En attendant, Jean-Jacques Adam reste dans « son » théâtre. Le bouillonnant directeur a certes quelques atouts dans la manche mais aussi des crédits et des prêts d’honneur à rembourser. Il a lancé un appel à cotisations pour sauver l’association, alors que les deux confinements ont mis en péril sa trésorerie. « Nous avons déjà reçu 150 adhésions. Cet appel est aussi une façon de montrer que le public nous soutient et que nous sommes déterminés à rester ouverts », témoigne le directeur. Il a par ailleurs mis en ligne la pétition « Non à la fermeture du théâtre Monsabré » sur le site change.org. En un rien de temps, 19 000 signatures (la ville de Blois compte 45 000 habitants) ont été engrangées. Autant de soutiens qui attendent la réouverture du lieu.
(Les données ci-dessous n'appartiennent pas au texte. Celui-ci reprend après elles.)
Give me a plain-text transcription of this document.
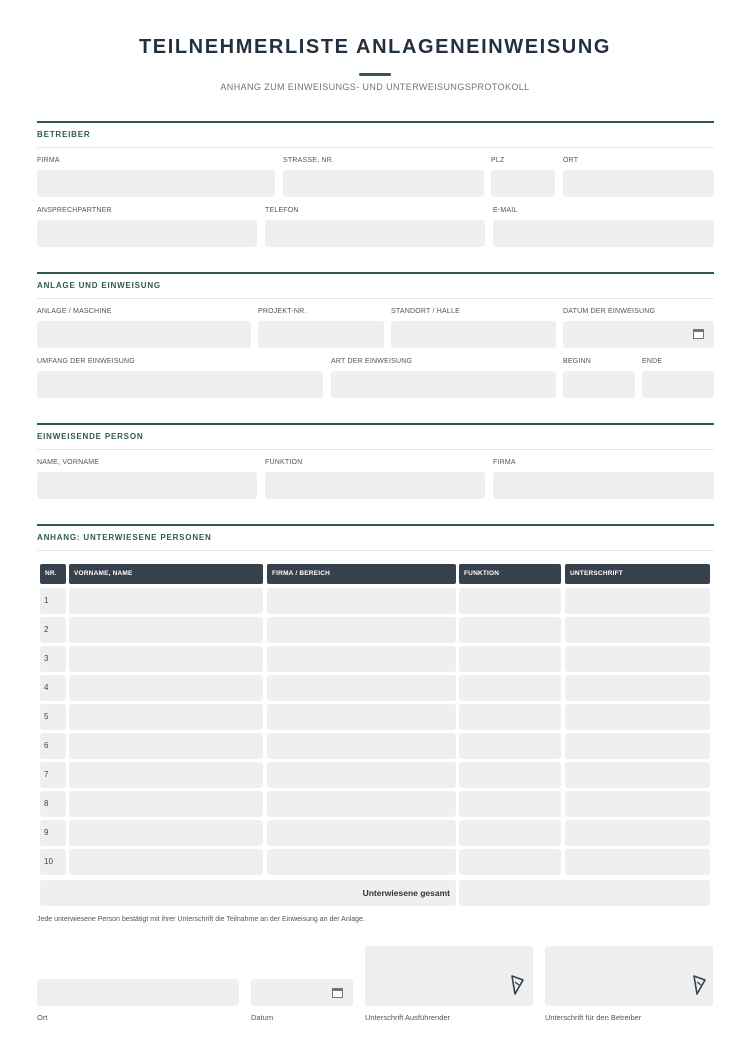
TEILNEHMERLISTE ANLAGENEINWEISUNG
ANHANG ZUM EINWEISUNGS- UND UNTERWEISUNGSPROTOKOLL
BETREIBER
FIRMA	STRASSE, NR.	PLZ	ORT
ANSPRECHPARTNER	TELEFON	E-MAIL
ANLAGE UND EINWEISUNG
ANLAGE / MASCHINE	PROJEKT-NR.	STANDORT / HALLE	DATUM DER EINWEISUNG
UMFANG DER EINWEISUNG	ART DER EINWEISUNG	BEGINN	ENDE
EINWEISENDE PERSON
NAME, VORNAME	FUNKTION	FIRMA
ANHANG: UNTERWIESENE PERSONEN
NR.	VORNAME, NAME	FIRMA / BEREICH	FUNKTION	UNTERSCHRIFT
1
2
3
4
5
6
7
8
9
10
Unterwiesene gesamt
Jede unterwiesene Person bestätigt mit ihrer Unterschrift die Teilnahme an der Einweisung an der Anlage.
Ort	Datum	Unterschrift Ausführender	Unterschrift für den Betreiber
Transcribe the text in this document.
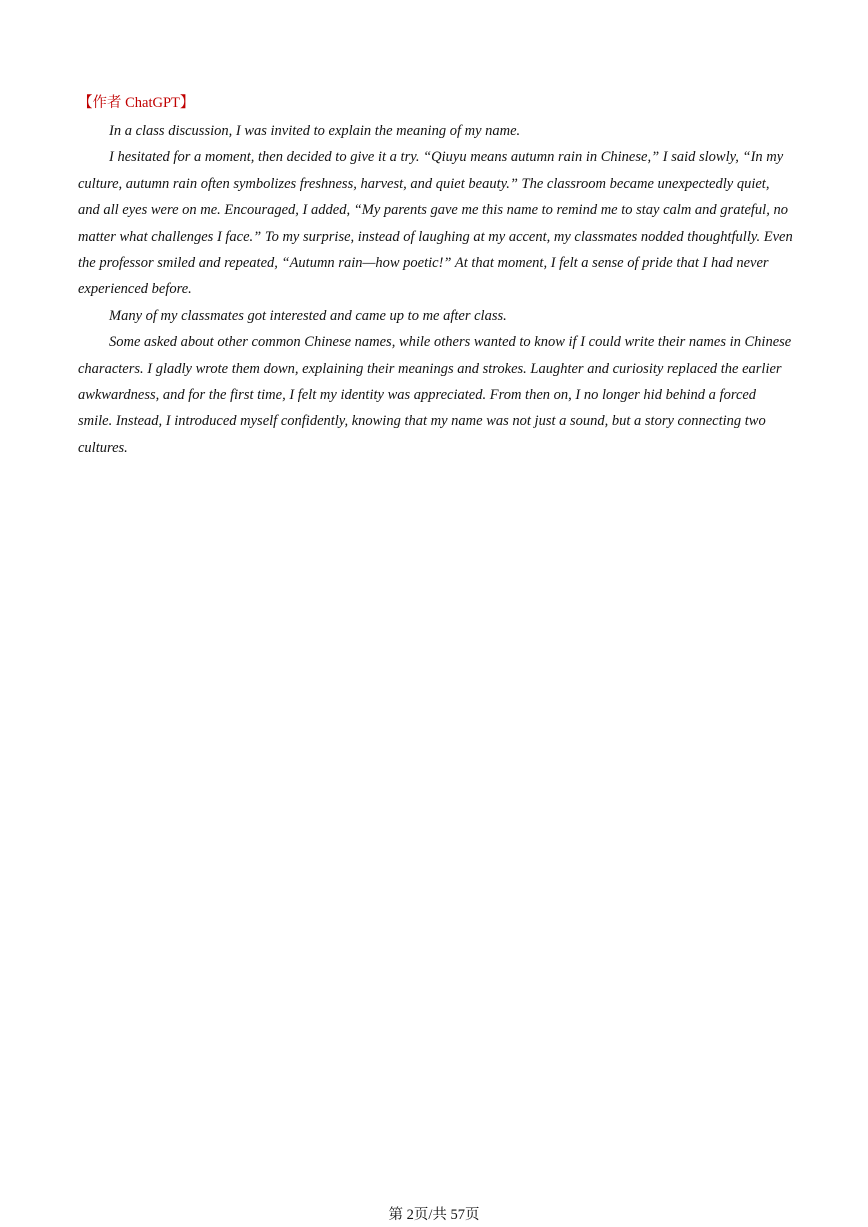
【作者 ChatGPT】

In a class discussion, I was invited to explain the meaning of my name.

I hesitated for a moment, then decided to give it a try. “Qiuyu means autumn rain in Chinese,” I said slowly, “In my culture, autumn rain often symbolizes freshness, harvest, and quiet beauty.” The classroom became unexpectedly quiet, and all eyes were on me. Encouraged, I added, “My parents gave me this name to remind me to stay calm and grateful, no matter what challenges I face.” To my surprise, instead of laughing at my accent, my classmates nodded thoughtfully. Even the professor smiled and repeated, “Autumn rain—how poetic!” At that moment, I felt a sense of pride that I had never experienced before.

Many of my classmates got interested and came up to me after class.

Some asked about other common Chinese names, while others wanted to know if I could write their names in Chinese characters. I gladly wrote them down, explaining their meanings and strokes. Laughter and curiosity replaced the earlier awkwardness, and for the first time, I felt my identity was appreciated. From then on, I no longer hid behind a forced smile. Instead, I introduced myself confidently, knowing that my name was not just a sound, but a story connecting two cultures.

第 2页/共 57页
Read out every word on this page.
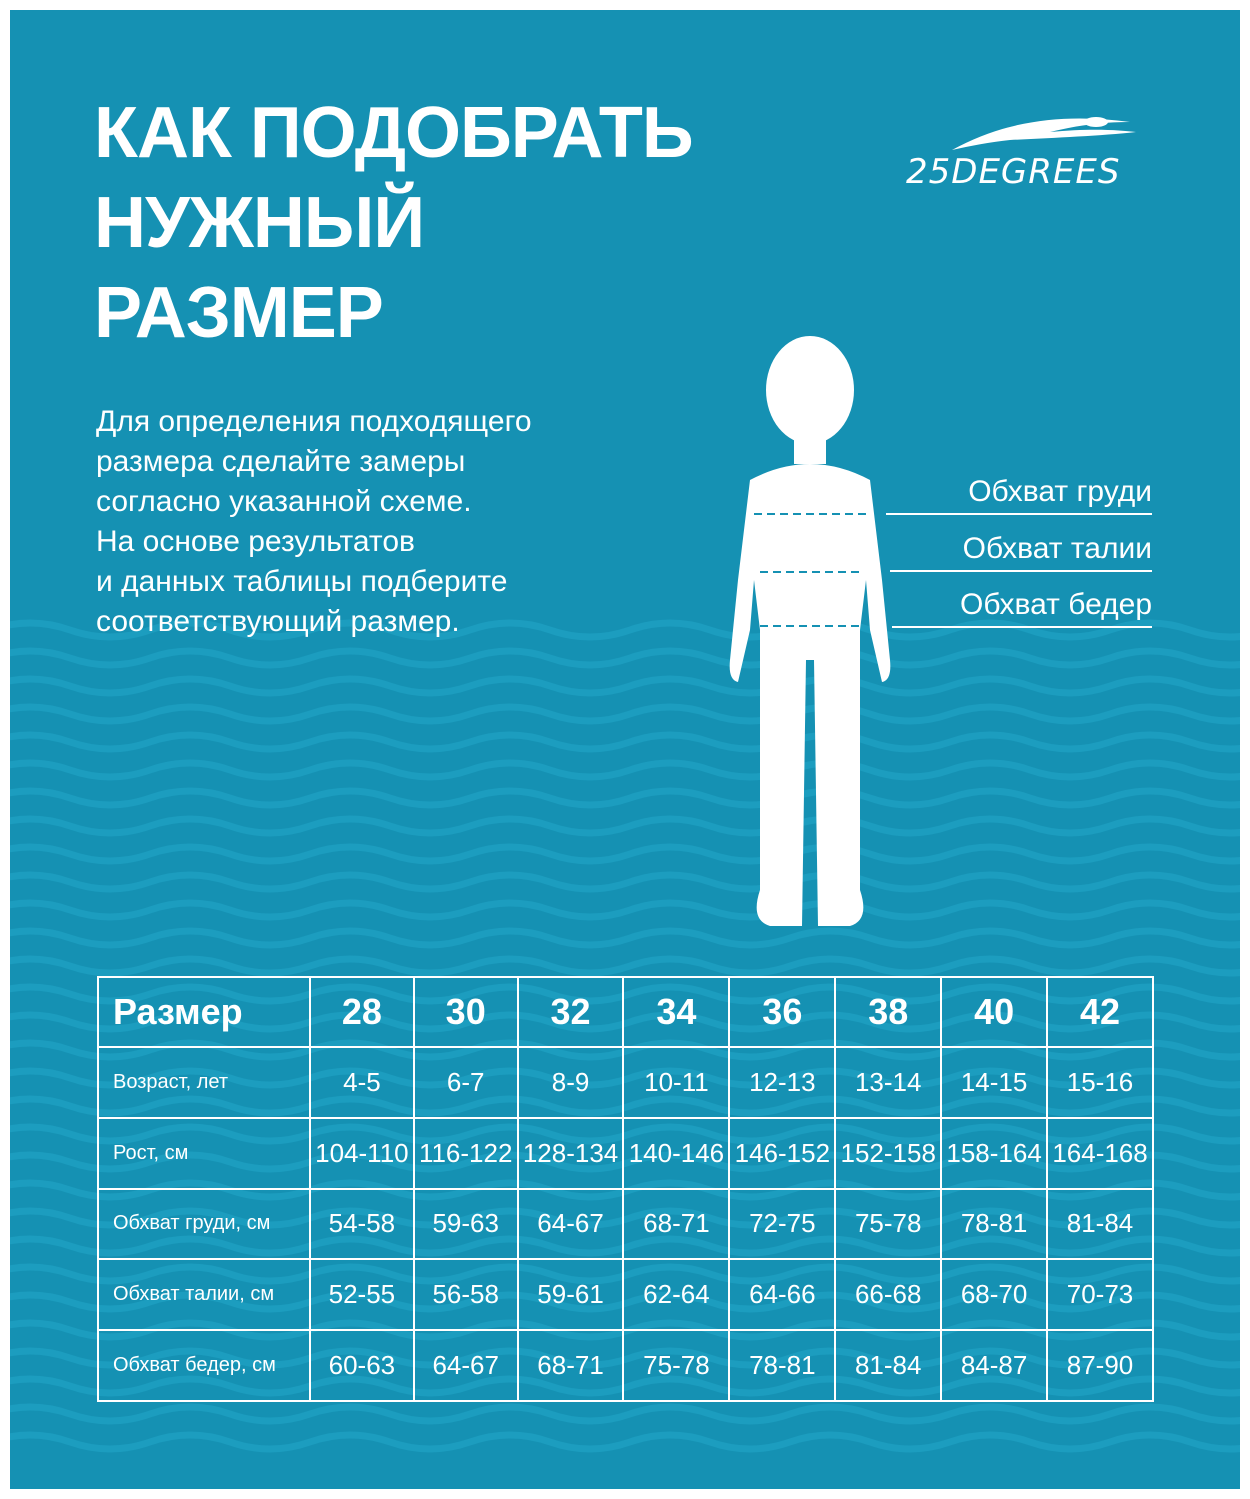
КАК ПОДОБРАТЬ
НУЖНЫЙ
РАЗМЕР
25DEGREES
Для определения подходящего
размера сделайте замеры
согласно указанной схеме.
На основе результатов
и данных таблицы подберите
соответствующий размер.
Обхват груди
Обхват талии
Обхват бедер
Размер	28	30	32	34	36	38	40	42
Возраст, лет	4-5	6-7	8-9	10-11	12-13	13-14	14-15	15-16
Рост, см	104-110	116-122	128-134	140-146	146-152	152-158	158-164	164-168
Обхват груди, см	54-58	59-63	64-67	68-71	72-75	75-78	78-81	81-84
Обхват талии, см	52-55	56-58	59-61	62-64	64-66	66-68	68-70	70-73
Обхват бедер, см	60-63	64-67	68-71	75-78	78-81	81-84	84-87	87-90
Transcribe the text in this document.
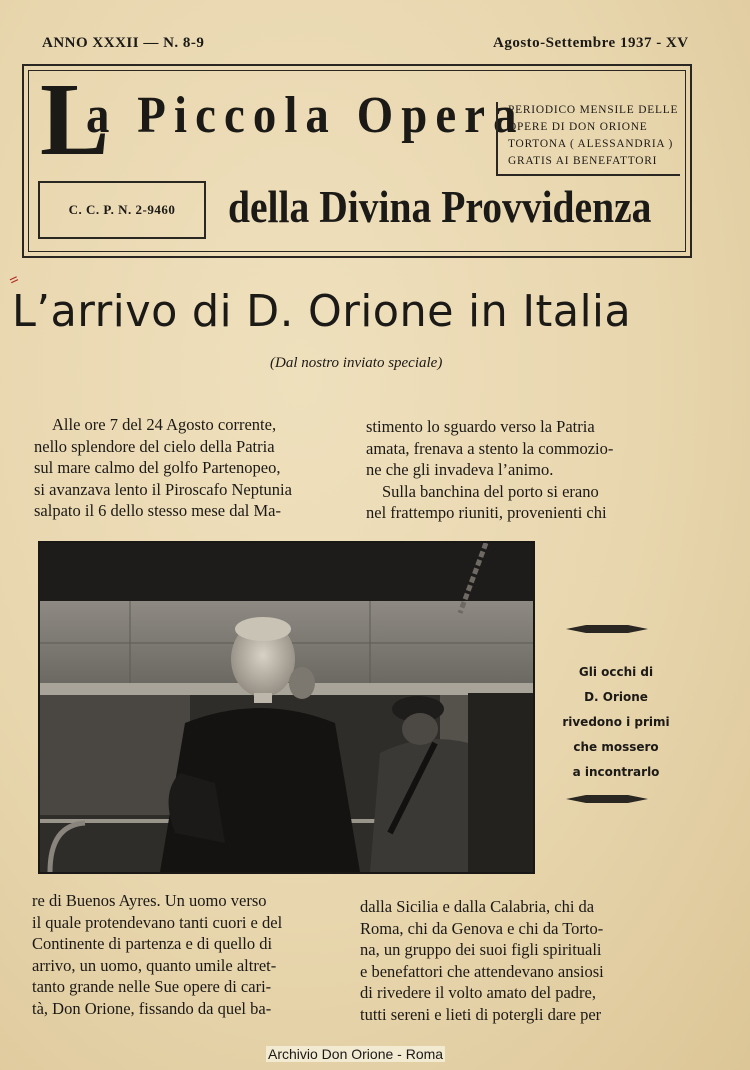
ANNO XXXII — N. 8-9	Agosto-Settembre 1937 - XV
L
a Piccola Opera
PERIODICO MENSILE DELLE
OPERE DI DON ORIONE
TORTONA ( ALESSANDRIA )
GRATIS AI BENEFATTORI
C. C. P. N. 2-9460	della Divina Provvidenza
=
L’arrivo di D. Orione in Italia
(Dal nostro inviato speciale)
Alle ore 7 del 24 Agosto corrente,
nello splendore del cielo della Patria
sul mare calmo del golfo Partenopeo,
si avanzava lento il Piroscafo Neptunia
salpato il 6 dello stesso mese dal Ma-
stimento lo sguardo verso la Patria
amata, frenava a stento la commozio-
ne che gli invadeva l’animo.
Sulla banchina del porto si erano
nel frattempo riuniti, provenienti chi
Gli occhi di
D. Orione
rivedono i primi
che mossero
a incontrarlo
re di Buenos Ayres. Un uomo verso
il quale protendevano tanti cuori e del
Continente di partenza e di quello di
arrivo, un uomo, quanto umile altret-
tanto grande nelle Sue opere di cari-
tà, Don Orione, fissando da quel ba-
dalla Sicilia e dalla Calabria, chi da
Roma, chi da Genova e chi da Torto-
na, un gruppo dei suoi figli spirituali
e benefattori che attendevano ansiosi
di rivedere il volto amato del padre,
tutti sereni e lieti di potergli dare per
Archivio Don Orione - Roma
Car Jean- Jacques Adam programme toujours des spectacles pour l’après Covid. Au grand dam de son bailleur qui parle d’occupation illégale. Pour éviter que des réservations ne soient annulées, la Fondation a proposé des locations ponctuelles afin d’honorées ces dates. Une perspective catégoriquement refusé d’abord par le directeur avant d’envisager enfin une utilisation partagée.

Fin février, à la veille de la tentative de conciliation devant la justice, une réunion de médiation a été organisée sous l’égide du maire de Blois pour essayer de rapprocher les positions. A la sortie de l’Hôtel de ville les divergences semblaient abyssales et il paraît bien difficile de trouver une fin heureuse à cette « mauvaise pièce ». A ce jour, le théâtre Monsabré et son directeur, ne peuvent être sauvés, que par un sursaut de charité chrétienne.